At this point, we know of 400 planets orbiting stars outside our solar system, but 96% of them are considerably larger than Earth, comparable in size with Jupiter. The remaining 4% of planets that are roughly similar in size with our planet are not only harder to find, but more valuable information-wise concerning that being smaller also make them harder, thus, more likely to be habitable. So far, 18 Earth-sized exoplanets have been identified.
Through a telescope that has new and more technological developed equipment, scientists have discovered 18 planets that are comparable in size with our planet, which were previously overlooked due to the difficulty of spotting them.
A new algorithm might help scientists to discover other Earth-sized exoplanets
Planets that are larger in size produce deep and clear brightness variations of the star their orbiting, fact that makes them easier to spot. However, the differences created by smaller planets are considerably challenging to differentiate from the natural brightness fluctuations of the star, which causes many telescopes to miss them while examining a different solar system.
Rene Heller from MPS managed to show that scientists could improve the sensitivity of the actual observation method, should they assume a more lifelike light curve in the algorithm that makes the search possible.

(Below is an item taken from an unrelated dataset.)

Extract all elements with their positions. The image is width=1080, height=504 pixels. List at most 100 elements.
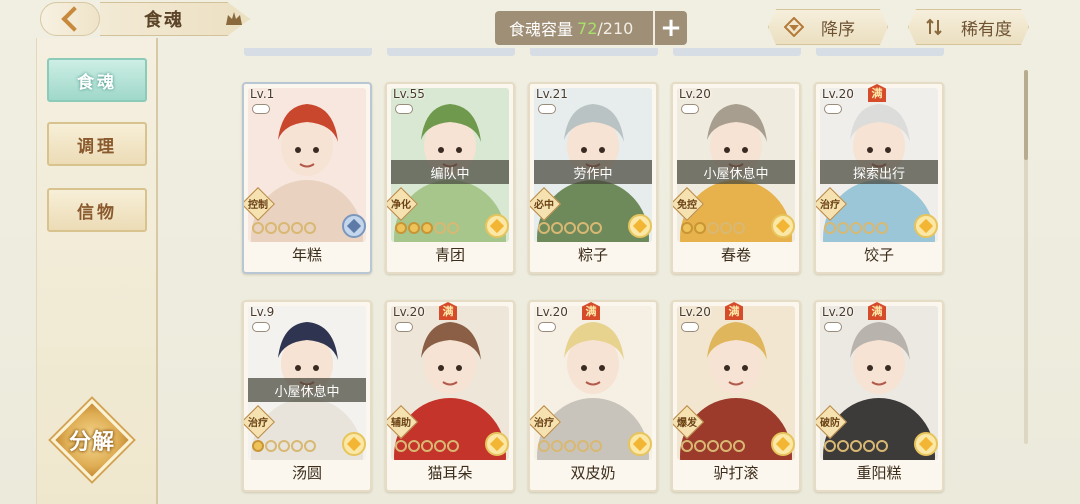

NASA researchers used data collected through the Kepler space telescope as a testing ground for their innovative algorithm. About 2300 planets were discovered between 2009 and 2013 subsequently to spotting the light curves of 100,000 stars. A technical issue forced scientists to use the telescope in a different observation mode, later dubbed as the K2 mission, through which 100,000 were monitored by 2018. Researchers agreed to once again analyze all 517 stars from K2 that were known to have at least one planet orbiting them.
Eighteen Earth-sized exoplanets were spotted so far
Additionally to the planets already monitored, researchers also identified 18 objects comparable in size with Earth, which have been previously missed. Most of them are proved to be too close their star to be habitable, but one of them showed similar conditions to our planet, being identified within the “habitable” zone.
Although this new algorithm, scientists state that there might be more planets which the telescope was not able to identify, especially considering that small planets that are further away from their stars are highly challenging to monitor.
However, this new method has incredible scientific potential, and scientists estimate that this method will allow them to discover over 100 other planets comparable in size to ours.